La troisième erreur fut de dissoudre complètement l’armée. Cette erreur a eu des conséquences monumentales parce que, au lieu d’utiliser l’armée irakienne pour assurer un peu de sécurité, ils se la sont mise à dos de la pire façon qui soit. Souvenez-vous que fin 2002, Saddam avait fait vidé toutes les prisons des criminels, soit disant pour prononcer une amnistie pour les délits politiques. En combinaison avec la dissolution de l’armée, cela a engendré une criminalisation des militaires et une militarisation de la criminalité. Il y a eu, en 2004-2005, un développement des kidnappings de médecins ou de gens influents qui, d’après les victimes, étaient de véritables opérations militaires.

On parle aussi beaucoup des impacts de la débaassification pour expliquer l’érosion de la compétence des administrations irakiennes, mais il faut rappeler que cette perte de compétences résulte d’un processus qui avait commencé, dès les années 60, avec la baassification. Je me souviens d’un cas particulier. En 1971, le gouvernement de Saddam a mis à la retraite cinquante-cinq professeurs de la faculté de médecine pour la seule raison qu’ils n’étaient pas baassistes. Beaucoup de ministères, dont celui des Affaires Étrangères, et d’administrations ont subi le même sort.

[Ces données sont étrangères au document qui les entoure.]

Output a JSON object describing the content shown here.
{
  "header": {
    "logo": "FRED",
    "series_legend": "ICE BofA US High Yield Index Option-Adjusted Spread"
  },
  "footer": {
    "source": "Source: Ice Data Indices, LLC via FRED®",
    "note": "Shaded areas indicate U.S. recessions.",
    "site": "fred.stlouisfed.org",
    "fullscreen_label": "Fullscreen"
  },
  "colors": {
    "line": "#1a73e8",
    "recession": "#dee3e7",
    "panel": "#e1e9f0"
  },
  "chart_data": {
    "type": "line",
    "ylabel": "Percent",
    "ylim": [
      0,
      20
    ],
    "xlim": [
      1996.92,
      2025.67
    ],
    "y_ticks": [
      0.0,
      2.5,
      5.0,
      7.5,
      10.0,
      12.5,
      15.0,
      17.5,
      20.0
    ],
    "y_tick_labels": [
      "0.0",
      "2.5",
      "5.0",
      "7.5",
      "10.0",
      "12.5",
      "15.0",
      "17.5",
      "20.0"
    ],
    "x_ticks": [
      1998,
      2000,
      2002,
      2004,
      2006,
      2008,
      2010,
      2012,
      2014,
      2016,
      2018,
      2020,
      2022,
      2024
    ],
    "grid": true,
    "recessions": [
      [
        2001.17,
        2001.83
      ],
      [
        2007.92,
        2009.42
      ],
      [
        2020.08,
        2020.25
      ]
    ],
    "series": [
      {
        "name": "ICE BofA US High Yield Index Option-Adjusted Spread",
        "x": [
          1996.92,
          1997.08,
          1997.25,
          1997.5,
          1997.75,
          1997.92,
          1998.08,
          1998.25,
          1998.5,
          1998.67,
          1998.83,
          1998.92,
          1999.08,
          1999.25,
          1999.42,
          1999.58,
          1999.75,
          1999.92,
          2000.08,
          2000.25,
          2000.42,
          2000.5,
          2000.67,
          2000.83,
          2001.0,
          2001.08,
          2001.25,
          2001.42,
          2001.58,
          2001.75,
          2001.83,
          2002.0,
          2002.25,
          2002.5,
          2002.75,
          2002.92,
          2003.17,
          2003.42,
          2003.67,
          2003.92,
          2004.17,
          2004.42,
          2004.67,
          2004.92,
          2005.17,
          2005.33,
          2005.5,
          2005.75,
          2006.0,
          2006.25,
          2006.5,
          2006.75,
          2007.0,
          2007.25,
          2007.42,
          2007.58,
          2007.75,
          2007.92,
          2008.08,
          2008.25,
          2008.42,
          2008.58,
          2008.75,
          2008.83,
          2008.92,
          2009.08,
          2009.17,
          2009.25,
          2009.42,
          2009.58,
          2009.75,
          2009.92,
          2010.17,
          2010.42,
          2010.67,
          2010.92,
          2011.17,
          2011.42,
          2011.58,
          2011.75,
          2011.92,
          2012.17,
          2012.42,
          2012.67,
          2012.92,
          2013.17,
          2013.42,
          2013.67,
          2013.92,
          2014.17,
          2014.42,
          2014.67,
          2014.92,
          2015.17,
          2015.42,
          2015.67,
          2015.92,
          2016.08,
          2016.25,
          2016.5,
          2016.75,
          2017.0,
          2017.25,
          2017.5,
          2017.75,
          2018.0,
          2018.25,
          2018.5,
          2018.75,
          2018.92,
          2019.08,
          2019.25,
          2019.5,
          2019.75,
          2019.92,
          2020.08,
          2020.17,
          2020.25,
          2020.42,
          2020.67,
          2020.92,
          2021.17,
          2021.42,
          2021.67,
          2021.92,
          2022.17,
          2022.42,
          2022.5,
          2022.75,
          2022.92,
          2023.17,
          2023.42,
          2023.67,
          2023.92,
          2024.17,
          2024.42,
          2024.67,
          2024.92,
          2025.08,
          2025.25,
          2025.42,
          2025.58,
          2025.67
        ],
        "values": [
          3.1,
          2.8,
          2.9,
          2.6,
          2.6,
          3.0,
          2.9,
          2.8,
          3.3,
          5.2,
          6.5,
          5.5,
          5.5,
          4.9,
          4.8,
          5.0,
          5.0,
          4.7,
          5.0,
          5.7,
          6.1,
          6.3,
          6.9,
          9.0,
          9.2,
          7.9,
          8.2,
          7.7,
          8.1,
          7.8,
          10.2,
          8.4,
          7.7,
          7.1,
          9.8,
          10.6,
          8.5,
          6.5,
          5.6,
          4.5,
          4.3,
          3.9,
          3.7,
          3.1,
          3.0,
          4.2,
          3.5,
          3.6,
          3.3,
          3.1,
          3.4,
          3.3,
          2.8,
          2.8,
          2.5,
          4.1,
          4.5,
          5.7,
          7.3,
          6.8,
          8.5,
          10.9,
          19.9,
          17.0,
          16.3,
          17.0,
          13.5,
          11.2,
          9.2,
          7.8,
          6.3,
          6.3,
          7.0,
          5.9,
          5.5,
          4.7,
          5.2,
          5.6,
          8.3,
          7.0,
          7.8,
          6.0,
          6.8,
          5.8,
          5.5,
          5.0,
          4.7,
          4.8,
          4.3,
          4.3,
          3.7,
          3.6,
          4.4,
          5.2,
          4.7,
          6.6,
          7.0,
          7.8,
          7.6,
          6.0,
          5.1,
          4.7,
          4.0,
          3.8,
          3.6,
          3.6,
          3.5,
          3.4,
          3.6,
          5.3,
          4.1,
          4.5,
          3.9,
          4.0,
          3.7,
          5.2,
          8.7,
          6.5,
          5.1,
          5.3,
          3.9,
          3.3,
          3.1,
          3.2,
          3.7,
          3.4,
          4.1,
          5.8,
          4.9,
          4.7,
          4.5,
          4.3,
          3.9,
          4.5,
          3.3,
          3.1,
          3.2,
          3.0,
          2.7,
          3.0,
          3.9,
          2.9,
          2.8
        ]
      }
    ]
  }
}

Une autre erreur, dont on parle peu, a été commise par les Nations Unies. Lorsqu’elles ont voulu organiser les premières élections, elles ont insisté pour mettre en place le même système que celui qui avait été utilisé en Afrique du Sud, c’est-à-dire une élection à la proportionnelle avec une seule circonscription. Il y avait des arguments en faveur de cette solution. Quand vous élisez une assemblée constituante, il faut que vous soyez aussi représentatif que possible. Dans ce cas-là, la proportionnelle s’impose. Cependant, il y a eu un vide en Irak pendant trente ans. Les gens qui voyaient les listes ne connaissaient pas les candidats. Au lieu de voter pour des partis et des idées, ils ont voté pour les noms qui leur ressemblaient le plus. Il y a donc eu une sorte de réflexe communautaire ou identitaire pour le vote. Dans ce contexte-là, il y a eu une action particulière d’Al-Qaida, qui a menacé les membres de la communauté sunnite de représailles s’ils participaient au vote. Ce qui fait qu’il y a eu des taux de participation très différenciés au sein de la première assemblée. Il y a eu 90% de participation chez les kurdes, au nord, environ 70% dans le sud, et une participation très faible dans le reste du pays, notamment à Mossoul. À cause de ce système électoral, le taux de participation déterminait le taux de représentation que l’on avait. Nous nous sommes donc retrouvés avec des communautés qui étaient mieux représentées que d’autres.

Dans leur sagesse, ceux qui ont été élus ont élargis le nombre des rédacteurs de la constitution pour inclure les gens qui n’étaient pas élus, dont le Vice-premier ministre, Salih Al-Mutlaq, qui n’a pas été élu en 2005. Pourtant, il a eu son mot à dire dans la rédaction de la constitution. Vous voyez donc que malgré les erreurs qui se sont accumulées, il y a aussi eu de grands succès.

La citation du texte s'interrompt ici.